FBG sensor technology relies on some sophisticated technology and physics. Laser light travels through a fiber core in a very defined manner. A Bragg grating is introduced onto the core of a fiber and the many reflections off of this grating create a stable sensor. Any strain (temperature, pressure, vibration, etc.), applied to the fiber Bragg grating into the fiber will cause a wavelength shift and magnitude change of the reflections. This change allows for very accurate measurements to be performed either over a long period of time or in an ultra-fast event.
Fiber Bragg grating sensors use an FBG as a sensing element. FBG is highly responsive not only to mechanical deformation but also to temperature changes.
When the light beam travels towards the fiber Bragg grating, but the only specific wavelength of light is reflected by the refractive index, this wavelength is called Bragg wavelength. Essentially, this is what causes fiber optic Bragg grating to transmit most of the light while reflecting only certain wavelength.

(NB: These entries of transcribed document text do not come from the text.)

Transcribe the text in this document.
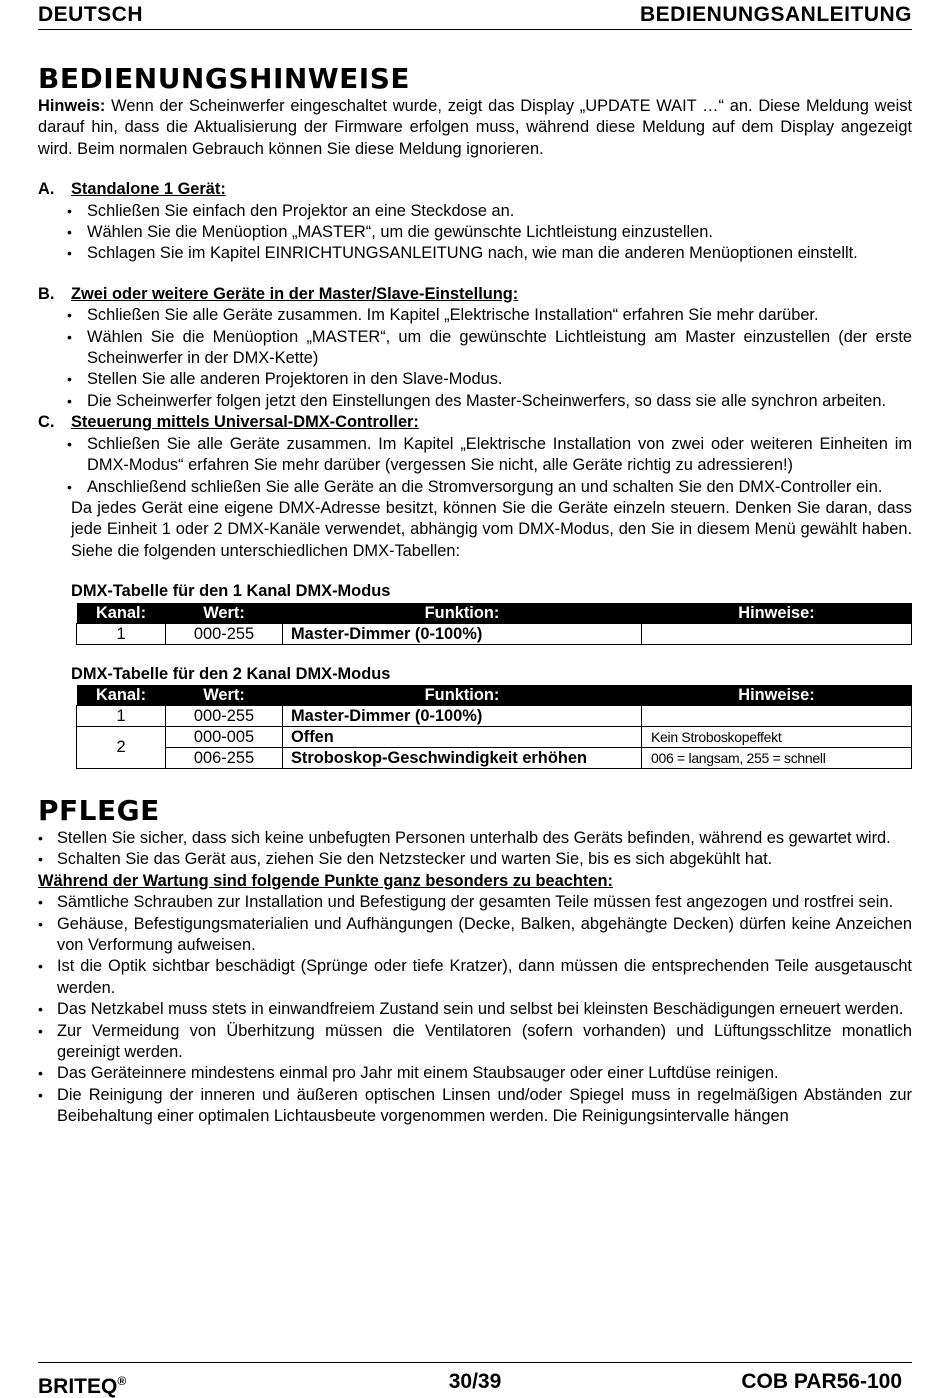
DEUTSCH	BEDIENUNGSANLEITUNG
BEDIENUNGSHINWEISE

Hinweis: Wenn der Scheinwerfer eingeschaltet wurde, zeigt das Display „UPDATE WAIT …“ an. Diese Meldung weist darauf hin, dass die Aktualisierung der Firmware erfolgen muss, während diese Meldung auf dem Display angezeigt wird. Beim normalen Gebrauch können Sie diese Meldung ignorieren.

A. Standalone 1 Gerät:
• Schließen Sie einfach den Projektor an eine Steckdose an.
• Wählen Sie die Menüoption „MASTER“, um die gewünschte Lichtleistung einzustellen.
• Schlagen Sie im Kapitel EINRICHTUNGSANLEITUNG nach, wie man die anderen Menüoptionen einstellt.
B. Zwei oder weitere Geräte in der Master/Slave-Einstellung:
• Schließen Sie alle Geräte zusammen. Im Kapitel „Elektrische Installation“ erfahren Sie mehr darüber.
• Wählen Sie die Menüoption „MASTER“, um die gewünschte Lichtleistung am Master einzustellen (der erste Scheinwerfer in der DMX-Kette)
• Stellen Sie alle anderen Projektoren in den Slave-Modus.
• Die Scheinwerfer folgen jetzt den Einstellungen des Master-Scheinwerfers, so dass sie alle synchron arbeiten.
C. Steuerung mittels Universal-DMX-Controller:
• Schließen Sie alle Geräte zusammen. Im Kapitel „Elektrische Installation von zwei oder weiteren Einheiten im DMX-Modus“ erfahren Sie mehr darüber (vergessen Sie nicht, alle Geräte richtig zu adressieren!)
• Anschließend schließen Sie alle Geräte an die Stromversorgung an und schalten Sie den DMX-Controller ein.

Da jedes Gerät eine eigene DMX-Adresse besitzt, können Sie die Geräte einzeln steuern. Denken Sie daran, dass jede Einheit 1 oder 2 DMX-Kanäle verwendet, abhängig vom DMX-Modus, den Sie in diesem Menü gewählt haben. Siehe die folgenden unterschiedlichen DMX-Tabellen:

DMX-Tabelle für den 1 Kanal DMX-Modus
Kanal:	Wert:	Funktion:	Hinweise:
1	000-255	Master-Dimmer (0-100%)	
DMX-Tabelle für den 2 Kanal DMX-Modus
Kanal:	Wert:	Funktion:	Hinweise:
1	000-255	Master-Dimmer (0-100%)	
2	000-005	Offen	Kein Stroboskopeffekt
	006-255	Stroboskop-Geschwindigkeit erhöhen	006 = langsam, 255 = schnell
PFLEGE
• Stellen Sie sicher, dass sich keine unbefugten Personen unterhalb des Geräts befinden, während es gewartet wird.
• Schalten Sie das Gerät aus, ziehen Sie den Netzstecker und warten Sie, bis es sich abgekühlt hat.
Während der Wartung sind folgende Punkte ganz besonders zu beachten:
• Sämtliche Schrauben zur Installation und Befestigung der gesamten Teile müssen fest angezogen und rostfrei sein.
• Gehäuse, Befestigungsmaterialien und Aufhängungen (Decke, Balken, abgehängte Decken) dürfen keine Anzeichen von Verformung aufweisen.
• Ist die Optik sichtbar beschädigt (Sprünge oder tiefe Kratzer), dann müssen die entsprechenden Teile ausgetauscht werden.
• Das Netzkabel muss stets in einwandfreiem Zustand sein und selbst bei kleinsten Beschädigungen erneuert werden.
• Zur Vermeidung von Überhitzung müssen die Ventilatoren (sofern vorhanden) und Lüftungsschlitze monatlich gereinigt werden.
• Das Geräteinnere mindestens einmal pro Jahr mit einem Staubsauger oder einer Luftdüse reinigen.
• Die Reinigung der inneren und äußeren optischen Linsen und/oder Spiegel muss in regelmäßigen Abständen zur Beibehaltung einer optimalen Lichtausbeute vorgenommen werden. Die Reinigungsintervalle hängen
BRITEQ®	30/39	COB PAR56-100
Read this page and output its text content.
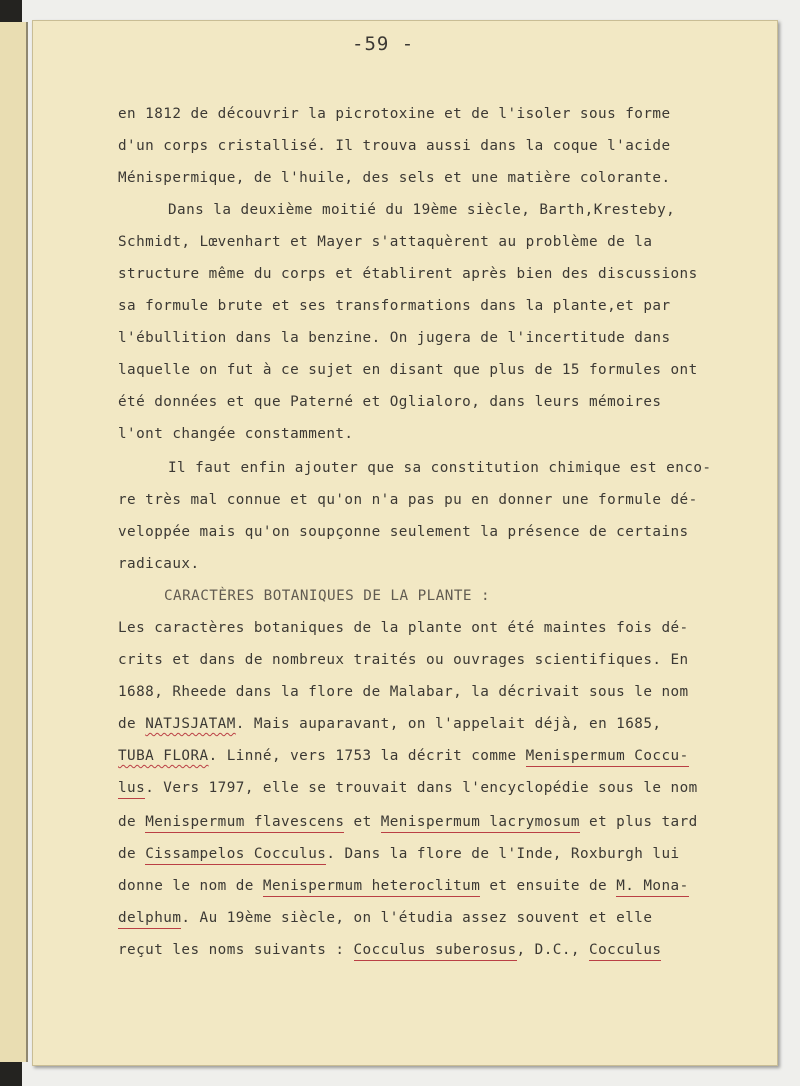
-59 -
en 1812 de découvrir la picrotoxine et de l'isoler sous forme
d'un corps cristallisé. Il trouva aussi dans la coque l'acide
Ménispermique, de l'huile, des sels et une matière colorante.
Dans la deuxième moitié du 19ème siècle, Barth,Kresteby,
Schmidt, Lœvenhart et Mayer s'attaquèrent au problème de la
structure même du corps et établirent après bien des discussions
sa formule brute et ses transformations dans la plante,et par
l'ébullition dans la benzine. On jugera de l'incertitude dans
laquelle on fut à ce sujet en disant que plus de 15 formules ont
été données et que Paterné et Oglialoro, dans leurs mémoires
l'ont changée constamment.
Il faut enfin ajouter que sa constitution chimique est enco-
re très mal connue et qu'on n'a pas pu en donner une formule dé-
veloppée mais qu'on soupçonne seulement la présence de certains
radicaux.
CARACTÈRES BOTANIQUES DE LA PLANTE :
Les caractères botaniques de la plante ont été maintes fois dé-
crits et dans de nombreux traités ou ouvrages scientifiques. En
1688, Rheede dans la flore de Malabar, la décrivait sous le nom
de NATJSJATAM. Mais auparavant, on l'appelait déjà, en 1685,
TUBA FLORA. Linné, vers 1753 la décrit comme Menispermum Coccu-
lus. Vers 1797, elle se trouvait dans l'encyclopédie sous le nom
de Menispermum flavescens et Menispermum lacrymosum et plus tard
de Cissampelos Cocculus. Dans la flore de l'Inde, Roxburgh lui
donne le nom de Menispermum heteroclitum et ensuite de M. Mona-
delphum. Au 19ème siècle, on l'étudia assez souvent et elle
reçut les noms suivants : Cocculus suberosus, D.C., Cocculus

The sensor may be located far away from the interrogating device (tens of kilometers), which applies to the quasi-distributed system based on FBG, as well as to any distributed systems, however, they have a very fast reply and low heat retention. It doesn’t require a power supply, grounding, and galvanic isolation, and it functions perfectly well under adverse climatic conditions and aggressive environment.
Fiber optic system has complete fire and explosion safety, it can’t hit with the electrical shock, and it doesn’t emit radio waves.